Featured Guest Blog: Quality is Critical by Mary E. Lynn
In pharmaceutical drug development, quality is critical. The FDA relies on quality driven documents to make decisions on the safety and effectiveness of regulated products and the approval of those products. While Quality Assurance (QA) is a clear regulatory requirement in some instances (i.e., studies required to be compliant with Good Laboratory Practices), it can also be part of an organization’s quality system in order to provide the quality documents to FDA even if not specifically required by regulation. When thinking about the review of data and reports, a robust quality system typically includes both data quality control reviews and QA audits. Data quality control personnel are typically responsible to verify that documentation is complete and data are being reported accurately. QA provides a second layer of quality review by looking at both the organizational quality aspects and project specific quality which goes further than verifying the accuracy of results. While data quality control plays a valuable role, this function does not typically review project and facility records in the same manner as QA and the QA review provides feedback on the effectiveness of the quality control review.
FDA regulations do not require a QA element for projects such as method validations and clinical trial exploratory assays (e.g., flow cytometry) and some facilities do not include QA on these types of projects.

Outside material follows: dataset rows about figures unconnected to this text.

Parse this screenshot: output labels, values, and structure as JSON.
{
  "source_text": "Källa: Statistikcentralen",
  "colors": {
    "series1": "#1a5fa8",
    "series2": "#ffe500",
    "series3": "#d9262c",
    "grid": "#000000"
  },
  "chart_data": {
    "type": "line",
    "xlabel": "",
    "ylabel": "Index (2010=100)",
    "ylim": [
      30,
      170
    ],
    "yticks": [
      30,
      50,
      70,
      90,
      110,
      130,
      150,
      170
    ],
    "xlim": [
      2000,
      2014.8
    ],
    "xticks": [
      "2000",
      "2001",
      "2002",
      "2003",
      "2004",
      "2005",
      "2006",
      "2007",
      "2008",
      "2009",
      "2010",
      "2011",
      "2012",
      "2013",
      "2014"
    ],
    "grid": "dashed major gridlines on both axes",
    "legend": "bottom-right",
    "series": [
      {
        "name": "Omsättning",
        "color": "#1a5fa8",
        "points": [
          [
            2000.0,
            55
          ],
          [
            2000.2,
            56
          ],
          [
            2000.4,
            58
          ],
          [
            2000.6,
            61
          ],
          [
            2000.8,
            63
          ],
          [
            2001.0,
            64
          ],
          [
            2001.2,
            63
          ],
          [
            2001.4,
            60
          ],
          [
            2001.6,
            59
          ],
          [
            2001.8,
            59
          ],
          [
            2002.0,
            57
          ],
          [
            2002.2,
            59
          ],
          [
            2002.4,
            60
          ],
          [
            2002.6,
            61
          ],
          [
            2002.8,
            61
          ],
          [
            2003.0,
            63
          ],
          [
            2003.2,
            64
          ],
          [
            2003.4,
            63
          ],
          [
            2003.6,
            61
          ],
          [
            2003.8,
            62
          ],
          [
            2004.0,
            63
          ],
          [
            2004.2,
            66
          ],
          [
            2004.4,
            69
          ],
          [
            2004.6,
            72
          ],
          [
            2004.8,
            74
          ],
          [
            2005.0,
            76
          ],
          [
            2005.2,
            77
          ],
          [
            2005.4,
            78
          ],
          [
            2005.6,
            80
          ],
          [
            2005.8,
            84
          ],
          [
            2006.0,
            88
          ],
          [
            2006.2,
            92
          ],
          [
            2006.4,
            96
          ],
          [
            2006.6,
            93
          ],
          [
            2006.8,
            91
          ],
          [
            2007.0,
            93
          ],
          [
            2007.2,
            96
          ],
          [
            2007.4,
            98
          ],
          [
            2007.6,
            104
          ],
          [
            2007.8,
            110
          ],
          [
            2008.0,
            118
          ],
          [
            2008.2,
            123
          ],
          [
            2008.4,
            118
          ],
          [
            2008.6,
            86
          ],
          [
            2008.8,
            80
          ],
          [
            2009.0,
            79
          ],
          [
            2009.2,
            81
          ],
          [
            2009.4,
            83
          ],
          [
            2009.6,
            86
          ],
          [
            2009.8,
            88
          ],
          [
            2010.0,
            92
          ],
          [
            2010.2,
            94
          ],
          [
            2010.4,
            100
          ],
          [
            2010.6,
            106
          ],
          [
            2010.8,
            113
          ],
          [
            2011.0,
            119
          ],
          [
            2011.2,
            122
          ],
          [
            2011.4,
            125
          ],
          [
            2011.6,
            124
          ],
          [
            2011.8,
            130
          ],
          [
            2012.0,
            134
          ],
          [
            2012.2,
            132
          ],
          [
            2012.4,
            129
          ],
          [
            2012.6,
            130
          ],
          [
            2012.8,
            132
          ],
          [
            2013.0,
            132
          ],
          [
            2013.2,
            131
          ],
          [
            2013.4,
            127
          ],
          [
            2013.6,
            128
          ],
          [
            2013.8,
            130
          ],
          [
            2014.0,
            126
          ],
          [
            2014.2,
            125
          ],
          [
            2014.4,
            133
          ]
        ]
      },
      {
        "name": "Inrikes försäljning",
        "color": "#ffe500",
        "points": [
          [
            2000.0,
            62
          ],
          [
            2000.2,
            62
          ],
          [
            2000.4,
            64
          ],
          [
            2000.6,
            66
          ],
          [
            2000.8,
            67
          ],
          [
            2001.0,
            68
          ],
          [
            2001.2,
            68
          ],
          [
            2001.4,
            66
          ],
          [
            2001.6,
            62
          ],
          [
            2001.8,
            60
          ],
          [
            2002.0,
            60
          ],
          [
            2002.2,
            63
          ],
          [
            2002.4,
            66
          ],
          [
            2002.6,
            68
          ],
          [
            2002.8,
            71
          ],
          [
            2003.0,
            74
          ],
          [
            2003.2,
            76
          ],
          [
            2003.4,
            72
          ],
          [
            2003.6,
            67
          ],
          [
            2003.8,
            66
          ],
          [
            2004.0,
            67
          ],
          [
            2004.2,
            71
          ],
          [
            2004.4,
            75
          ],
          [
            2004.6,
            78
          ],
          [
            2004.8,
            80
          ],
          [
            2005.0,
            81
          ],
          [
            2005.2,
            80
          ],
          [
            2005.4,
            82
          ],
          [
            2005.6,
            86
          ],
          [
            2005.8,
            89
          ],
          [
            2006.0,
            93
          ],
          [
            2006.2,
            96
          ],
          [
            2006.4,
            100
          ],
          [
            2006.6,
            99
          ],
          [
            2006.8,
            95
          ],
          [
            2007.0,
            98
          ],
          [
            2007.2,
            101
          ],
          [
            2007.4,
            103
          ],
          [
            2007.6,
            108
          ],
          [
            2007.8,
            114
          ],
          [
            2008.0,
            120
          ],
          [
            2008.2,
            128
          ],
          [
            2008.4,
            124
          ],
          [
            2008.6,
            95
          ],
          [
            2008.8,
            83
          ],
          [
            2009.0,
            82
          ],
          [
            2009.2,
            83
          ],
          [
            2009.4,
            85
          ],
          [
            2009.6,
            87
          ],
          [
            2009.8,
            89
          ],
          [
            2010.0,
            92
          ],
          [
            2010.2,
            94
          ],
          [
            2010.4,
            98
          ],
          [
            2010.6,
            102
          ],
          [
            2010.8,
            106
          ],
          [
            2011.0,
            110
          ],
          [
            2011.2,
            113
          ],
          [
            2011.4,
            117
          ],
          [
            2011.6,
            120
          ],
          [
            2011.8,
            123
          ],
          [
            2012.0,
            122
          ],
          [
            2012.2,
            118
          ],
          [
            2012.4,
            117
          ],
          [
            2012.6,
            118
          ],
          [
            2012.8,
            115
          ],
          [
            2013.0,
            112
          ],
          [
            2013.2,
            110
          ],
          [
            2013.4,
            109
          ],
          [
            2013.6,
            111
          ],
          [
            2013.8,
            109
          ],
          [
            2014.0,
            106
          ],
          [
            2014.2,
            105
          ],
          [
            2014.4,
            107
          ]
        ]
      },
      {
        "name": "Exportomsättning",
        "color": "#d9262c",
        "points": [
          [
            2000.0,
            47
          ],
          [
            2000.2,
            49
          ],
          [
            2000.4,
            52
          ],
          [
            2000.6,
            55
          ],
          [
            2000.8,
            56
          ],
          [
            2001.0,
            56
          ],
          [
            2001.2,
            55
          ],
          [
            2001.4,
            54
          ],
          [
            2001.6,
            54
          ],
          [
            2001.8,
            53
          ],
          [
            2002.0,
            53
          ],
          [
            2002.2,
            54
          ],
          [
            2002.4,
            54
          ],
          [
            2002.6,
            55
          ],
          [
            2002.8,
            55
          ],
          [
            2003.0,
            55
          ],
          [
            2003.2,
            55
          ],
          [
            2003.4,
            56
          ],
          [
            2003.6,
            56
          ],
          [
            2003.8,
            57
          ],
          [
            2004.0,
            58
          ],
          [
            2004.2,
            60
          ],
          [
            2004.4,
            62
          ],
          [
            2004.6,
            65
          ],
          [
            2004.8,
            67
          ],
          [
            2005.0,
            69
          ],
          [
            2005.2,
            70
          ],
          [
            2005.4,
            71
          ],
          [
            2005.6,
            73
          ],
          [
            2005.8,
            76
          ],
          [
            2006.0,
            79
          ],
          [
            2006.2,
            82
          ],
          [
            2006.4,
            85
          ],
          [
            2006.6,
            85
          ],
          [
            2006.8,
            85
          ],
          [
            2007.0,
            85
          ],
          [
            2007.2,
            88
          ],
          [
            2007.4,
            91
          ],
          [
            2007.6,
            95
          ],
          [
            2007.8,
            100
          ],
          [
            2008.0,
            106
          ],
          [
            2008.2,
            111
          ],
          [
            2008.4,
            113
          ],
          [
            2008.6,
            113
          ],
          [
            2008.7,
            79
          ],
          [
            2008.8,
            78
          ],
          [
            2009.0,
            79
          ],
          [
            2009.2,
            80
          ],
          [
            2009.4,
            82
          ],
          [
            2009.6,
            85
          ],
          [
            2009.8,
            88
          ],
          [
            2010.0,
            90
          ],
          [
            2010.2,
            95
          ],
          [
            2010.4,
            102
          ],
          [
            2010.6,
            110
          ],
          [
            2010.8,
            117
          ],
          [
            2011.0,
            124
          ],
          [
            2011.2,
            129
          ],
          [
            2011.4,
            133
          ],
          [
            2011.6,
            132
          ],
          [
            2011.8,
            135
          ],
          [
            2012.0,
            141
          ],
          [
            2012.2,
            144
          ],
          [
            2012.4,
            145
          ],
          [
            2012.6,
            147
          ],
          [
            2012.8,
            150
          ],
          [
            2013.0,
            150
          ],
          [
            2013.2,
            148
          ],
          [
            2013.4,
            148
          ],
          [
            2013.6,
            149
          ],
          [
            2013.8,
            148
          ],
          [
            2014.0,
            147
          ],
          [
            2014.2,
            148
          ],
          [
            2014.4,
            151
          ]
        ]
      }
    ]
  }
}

However, even if not required, QA can provide an independent viewpoint of overall project quality which is not typically obtained in another manner. For example, it is typical for QA to verify adherence to standard operating procedures (SOP) and project plans, confirm personnel were adequately trained and equipment was maintained and calibrated as required. QA can also provide an independent review of the quality of project conduct. For example, were there any issues that arose during the project requiring an investigation or further explanation. If so, QA involvement can include reviewing these documents for clarity and completeness and whether the issue is reflected accurately in the report.
QA personnel can also conduct inspections of on-going project conduct. This involves QA observing one or more phases of project conduct to ensure the quality of the phase observed. As an example, for a flow cytometry analysis, during the inspection QA is verifying real time that the project plan and applicable SOPs were followed, sample chain-of-custody is documented and sample integrity is maintained, the data is recorded accurately and consistently, there is documented training for the personnel conducting the work being observed, and maintenance and calibration for equipment such as cytometers, pipettes, centrifuges, etc. has been documented as required.
During the reporting phase of a project, QA will verify that the laboratory report accurately reflects the data. This generally includes a verification of the text and some percentage of raw data and report table entries assuming there is a 100% verification of table entry accuracy such as a data quality control review during the report preparation process.
When outsourcing exploratory sample analysis in support of a clinical trial, the assessment of the contract research organization’s (CRO) quality system should be an integral part of the overall assessment of capabilities. While it is important to understand whether a laboratory can technically conduct the assays and they are scientifically sound, it is also important to understand whether the organization has a quality component built into conducting and reporting their work. Does the facility have the basic building blocks needed for conducting analyses within this industry? Do they have meaningful standard operating procedures? Are education, experience and training of personnel documented? Is equipment maintained and calibrated and are these activities documented? Is software used to acquire and evaluate data validated or are procedural controls in place to ensure data quality and integrity? What is the quality review process of the data and reports? Is there an independent verification of the accuracy and completeness of the data and results provided to the Sponsor? Does the facility have a QA unit? If so, what is the extent of their involvement? As indicated earlier, for GLP studies, there is a clear QA requirement. So, if the project is not required to be GLP compliant, what is QA’s involvement? Is QA viewed by the organization as an integral part of the quality system or is it treated as an obligation? If the organization does not have a QA function, how is quality assured? In organizations with a QA function, the audits by QA provide feedback to facility management about the effectiveness of the organization’s quality system. If there is no QA function, what system is used by management to obtain feedback regarding the quality of their data?
Each Sponsor needs to determine the requirements for QA involvement on their projects and ensure the CRO used for outsourced laboratory analyses meets those obligations or the Sponsor needs to understand where gaps may be present in order to assess the risk to the quality of their data. One factor in this assessment could depend upon how the data generated will be used by the Sponsor. For example, while an outsourced flow cytometry assay may be exploratory at the present time, is it possible that the assay will become more critical and will this early data be important to support later work? If it is possible that this assay will become critical in later clinical trials, it may be worthwhile to have QA involvement during the early phases. As noted earlier, QA will provide an independent review of the quality of the data, report and project conducted at the CRO. This QA involvement will help ensure that the data and report can withstand independent review.
When QA is integral to a facility’s quality system, this function can provide value added during non-GLP studies and clinical trial exploratory sample analysis.